I assume it's fair to say that progress has been made to the point where people have become aware of the effects of human emissions.
I think that's optimistic. We, in the West, are clearly not the problem, and not in charge of the problem. We can't fix anything by ourselves. So our "awareness" means little, unless we use that "awareness" to change policy in the the three geographical areas I mentioned. Other than that, we're just going to be "aware" of the problem as it gets worse.
I'm afraid too many of us are willing to substitute "climate enthusiasm" for any actual action. We don't like science, because it tells us the truth about how little power we actually have in the situation; and we lack the moral fibre to be willing to do anything in relation to the rest of the world. But we still want to preen ourselves as "green."
That's a little sad; but it's also going to doom the planet, if what the climate activists believe about the human contribution is at all true.
P.S. -- Gary, have you noticed where all the raging wildfires are this summer? They're in Canada, mostly. Canada.
Canada is the country in the world with the best ratio of inhabited land to treed land. It's the most carbon-positive and "green" country there is, literally, in the globe.
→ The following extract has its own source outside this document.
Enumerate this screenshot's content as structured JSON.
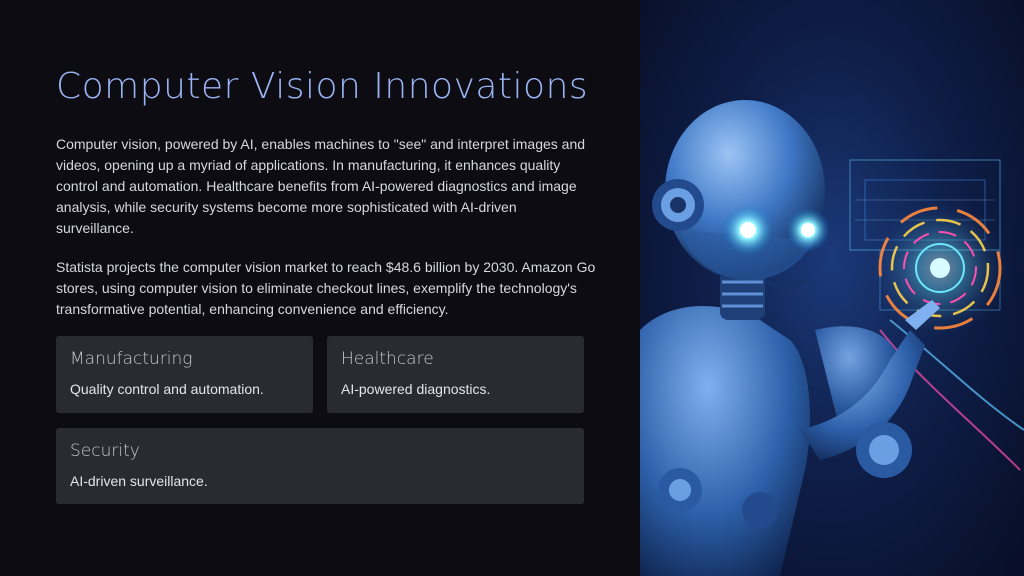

They have a tiny population relative to having the second largest land mass for any country in the world, most of the world's fresh water, and comparatively minuscule industrial activity.
So let me ask you this: if somebody's responsible for the aridness that's burning up Canada, do you think it's the Canadians? Or would you guess that if there's an environmental disaster in the making in Canada, it's being made in one of the rapidly-industrializing and unregulated countries, like, say, China, India and South America? What would your guess be?